# Need some help with this question.



## Hanzolo (Jun 13, 2014)

So I've been taking a Computer Essentials course which I haven't been able to keep up with since I have been busy with other matters. Now that my excuse is out of the way, I've been stuck on this real world problem. What I've been having trouble with is implementing RAID. I understand that I would have everything I need to install a RAID controller but I don't know what else I would need to implement RAID/ if anything. If you could answer the questions and explain to me how you got the answers, I would be extremely grateful. 

Question:

You work as a PC technician for a boss who believes you are really bright and can solve just about any problem he throws at you. Folks in the company have complained one time too many that the ﬁle server downtime is just killing them, so he asks you to solve this problem. He wants you to ﬁgure out what hardware is needed to implement hardware RAID for fault tolerance. You check the ﬁle server’s conﬁguration and discover it has a single hard drive using a SATA connection with Windows Server 2012 installed. There are four empty bays in the computer case and four extra SATA power cords. You also discover an empty PCIe x4 slot on the motherboard. BIOS setup does not offer the option to conﬁgure RAID, but you think the slot might accommodate a RAID controller.
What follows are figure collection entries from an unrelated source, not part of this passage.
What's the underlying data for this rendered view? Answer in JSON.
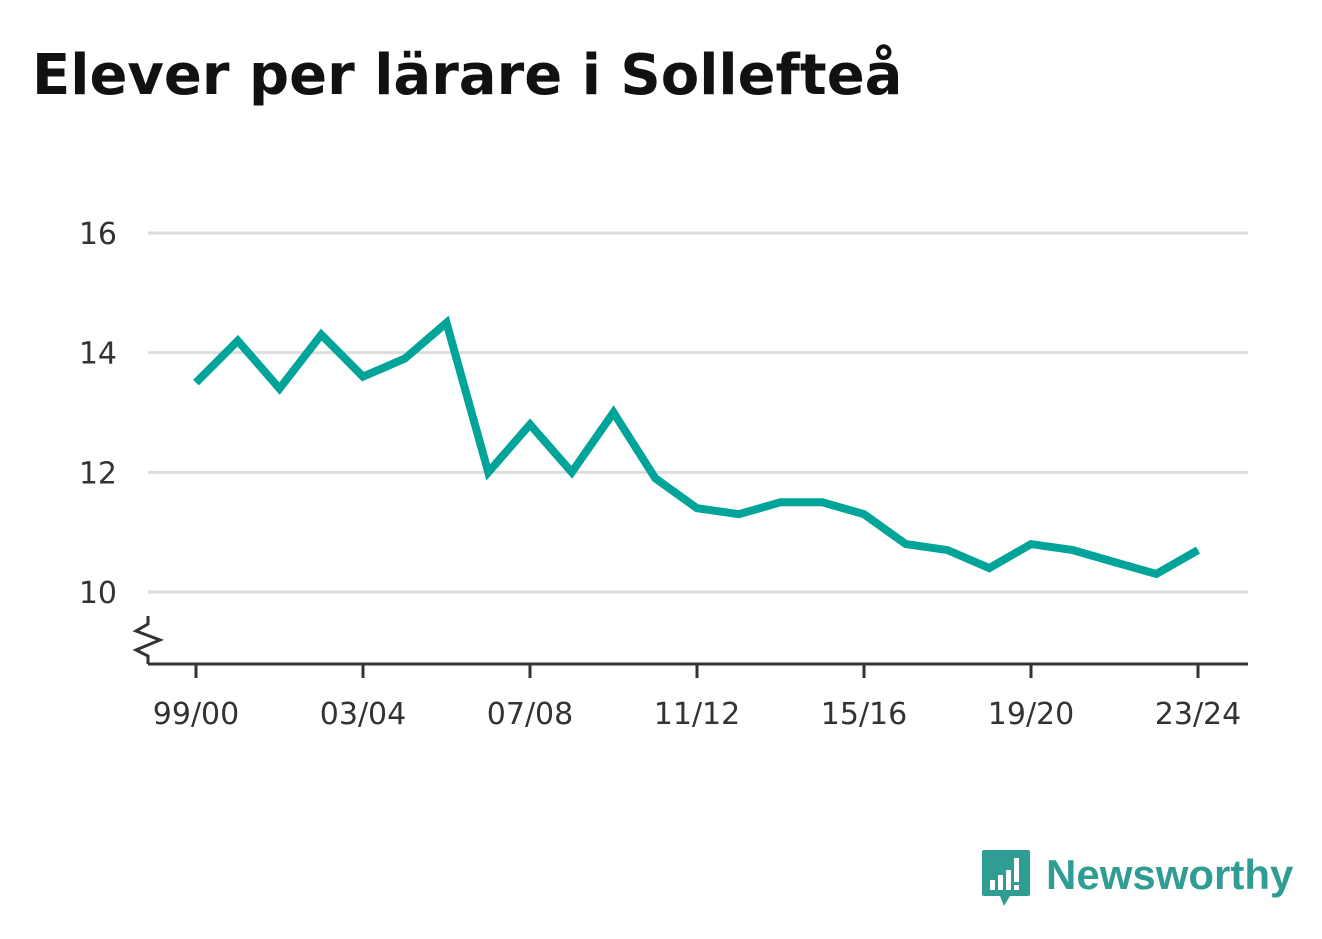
{
  "title": "Elever per lärare i Sollefteå",
  "colors": {
    "line": "#00a499",
    "grid": "#dddddd",
    "axis": "#333333",
    "title": "#111111",
    "brand": "#2f9d93"
  },
  "brand": {
    "name": "Newsworthy",
    "icon": "bar-chart-speech-bubble-icon"
  },
  "chart_data": {
    "type": "line",
    "title": "Elever per lärare i Sollefteå",
    "xlabel": "",
    "ylabel": "",
    "x": [
      "99/00",
      "00/01",
      "01/02",
      "02/03",
      "03/04",
      "04/05",
      "05/06",
      "06/07",
      "07/08",
      "08/09",
      "09/10",
      "10/11",
      "11/12",
      "12/13",
      "13/14",
      "14/15",
      "15/16",
      "16/17",
      "17/18",
      "18/19",
      "19/20",
      "20/21",
      "21/22",
      "22/23",
      "23/24"
    ],
    "series": [
      {
        "values": [
          13.5,
          14.2,
          13.4,
          14.3,
          13.6,
          13.9,
          14.5,
          12.0,
          12.8,
          12.0,
          13.0,
          11.9,
          11.4,
          11.3,
          11.5,
          11.5,
          11.3,
          10.8,
          10.7,
          10.4,
          10.8,
          10.7,
          10.5,
          10.3,
          10.7
        ]
      }
    ],
    "x_tick_labels": [
      "99/00",
      "03/04",
      "07/08",
      "11/12",
      "15/16",
      "19/20",
      "23/24"
    ],
    "y_ticks": [
      10,
      12,
      14,
      16
    ],
    "ylim": [
      10,
      16
    ],
    "y_axis_break": true,
    "grid": true,
    "legend": "none"
  }
}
Complete the investigation and do the following:

1. Decide what hardware you must purchase and put a screenshot of the web pages showing the products and their cost into a document.
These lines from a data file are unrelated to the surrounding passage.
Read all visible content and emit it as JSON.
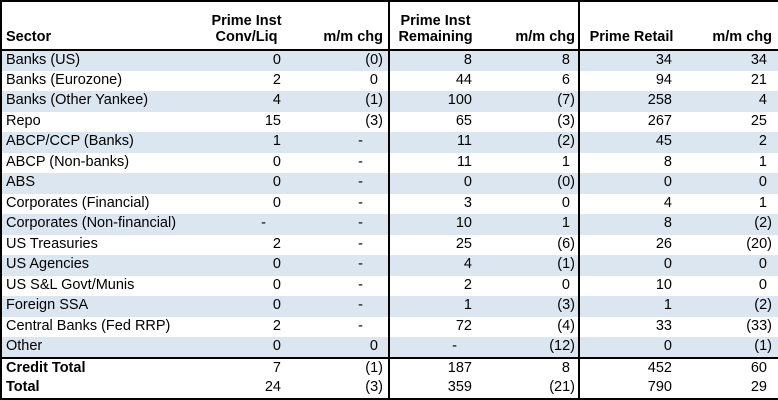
{
  "table": {
    "headers": {
      "sector": "Sector",
      "prime_inst_conv_line1": "Prime Inst",
      "prime_inst_conv_line2": "Conv/Liq",
      "mm_chg_1": "m/m chg",
      "prime_inst_rem_line1": "Prime Inst",
      "prime_inst_rem_line2": "Remaining",
      "mm_chg_2": "m/m chg",
      "prime_retail": "Prime Retail",
      "mm_chg_3": "m/m chg"
    },
    "rows": [
      {
        "sector": "Banks (US)",
        "conv": "0",
        "conv_chg": "(0)",
        "rem": "8",
        "rem_chg": "8",
        "retail": "34",
        "retail_chg": "34"
      },
      {
        "sector": "Banks (Eurozone)",
        "conv": "2",
        "conv_chg": "0",
        "rem": "44",
        "rem_chg": "6",
        "retail": "94",
        "retail_chg": "21"
      },
      {
        "sector": "Banks (Other Yankee)",
        "conv": "4",
        "conv_chg": "(1)",
        "rem": "100",
        "rem_chg": "(7)",
        "retail": "258",
        "retail_chg": "4"
      },
      {
        "sector": "Repo",
        "conv": "15",
        "conv_chg": "(3)",
        "rem": "65",
        "rem_chg": "(3)",
        "retail": "267",
        "retail_chg": "25"
      },
      {
        "sector": "ABCP/CCP (Banks)",
        "conv": "1",
        "conv_chg": "-",
        "rem": "11",
        "rem_chg": "(2)",
        "retail": "45",
        "retail_chg": "2"
      },
      {
        "sector": "ABCP (Non-banks)",
        "conv": "0",
        "conv_chg": "-",
        "rem": "11",
        "rem_chg": "1",
        "retail": "8",
        "retail_chg": "1"
      },
      {
        "sector": "ABS",
        "conv": "0",
        "conv_chg": "-",
        "rem": "0",
        "rem_chg": "(0)",
        "retail": "0",
        "retail_chg": "0"
      },
      {
        "sector": "Corporates (Financial)",
        "conv": "0",
        "conv_chg": "-",
        "rem": "3",
        "rem_chg": "0",
        "retail": "4",
        "retail_chg": "1"
      },
      {
        "sector": "Corporates (Non-financial)",
        "conv": "-",
        "conv_chg": "-",
        "rem": "10",
        "rem_chg": "1",
        "retail": "8",
        "retail_chg": "(2)"
      },
      {
        "sector": "US Treasuries",
        "conv": "2",
        "conv_chg": "-",
        "rem": "25",
        "rem_chg": "(6)",
        "retail": "26",
        "retail_chg": "(20)"
      },
      {
        "sector": "US Agencies",
        "conv": "0",
        "conv_chg": "-",
        "rem": "4",
        "rem_chg": "(1)",
        "retail": "0",
        "retail_chg": "0"
      },
      {
        "sector": "US S&L Govt/Munis",
        "conv": "0",
        "conv_chg": "-",
        "rem": "2",
        "rem_chg": "0",
        "retail": "10",
        "retail_chg": "0"
      },
      {
        "sector": "Foreign SSA",
        "conv": "0",
        "conv_chg": "-",
        "rem": "1",
        "rem_chg": "(3)",
        "retail": "1",
        "retail_chg": "(2)"
      },
      {
        "sector": "Central Banks (Fed RRP)",
        "conv": "2",
        "conv_chg": "-",
        "rem": "72",
        "rem_chg": "(4)",
        "retail": "33",
        "retail_chg": "(33)"
      },
      {
        "sector": "Other",
        "conv": "0",
        "conv_chg": "0",
        "rem": "-",
        "rem_chg": "(12)",
        "retail": "0",
        "retail_chg": "(1)"
      }
    ],
    "totals": [
      {
        "sector": "Credit Total",
        "conv": "7",
        "conv_chg": "(1)",
        "rem": "187",
        "rem_chg": "8",
        "retail": "452",
        "retail_chg": "60"
      },
      {
        "sector": "Total",
        "conv": "24",
        "conv_chg": "(3)",
        "rem": "359",
        "rem_chg": "(21)",
        "retail": "790",
        "retail_chg": "29"
      }
    ],
    "style": {
      "stripe_color": "#dce6f1",
      "border_color": "#000000",
      "text_color": "#000000"
    }
  }
}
2. What levels of RAID does the RAID controller card support? Which RAID level is best to use? Print any important information in the RAID controller documentation that supports your decisions.


----------



## Nabarun (Jun 13, 2014)

These are very basic things every system administrator is supposed to know. Server downtime is not going to be solved by implementing RAID. First figure out what IS the source of the problem. If you do want to do a RAID array anyway, it will be best if you do a basic reading on the subject. You will need to know about OS, storage, filesystems, volume managers etc to properly implement a suitable RAID array to meet your needs. What will suit you depends on your requirements and budget, and it will be childish to make any kind of recommendation.

You will need more drives in addition to a RAID controller card. For redundancy of 1 drive there is RAID 1 and RAID 5. RAID 1 basically copies the exact same data to 2 drives, and the resulting array's read speed is a bit better but write speed a bit lower. RAID 5 needs at least 3 drives, where the parity is distributed across all the drives and has redundancy for 1 drive only, and you get effective storage space for 2 drives. But this uses the CPU to generate the parity in various implementations (like Solaris Volume Manager), so keep that in mind. RAID 6 is almost the same as RAID 5, except that it has redundancy for 2 drives. There are more complex arrays like RAID 1+0 and RAID 0+1 etc which require more drives. Do keep in mind that it is not recommended to run servers using consumer-grade drives, since they are not designed for 24x7 high usage like enterprise-grade ones, which have special capabilities.


----------



## TRWOV (Jun 13, 2014)

I think WS2012 already has software RAID support, isn't it? or is it just JBOD?

Anyway, you'd better read up on the RAID5/6 write hole issue although an UPS should take care of that.
http://www.raid-recovery-guide.com/raid5-write-hole.aspx


----------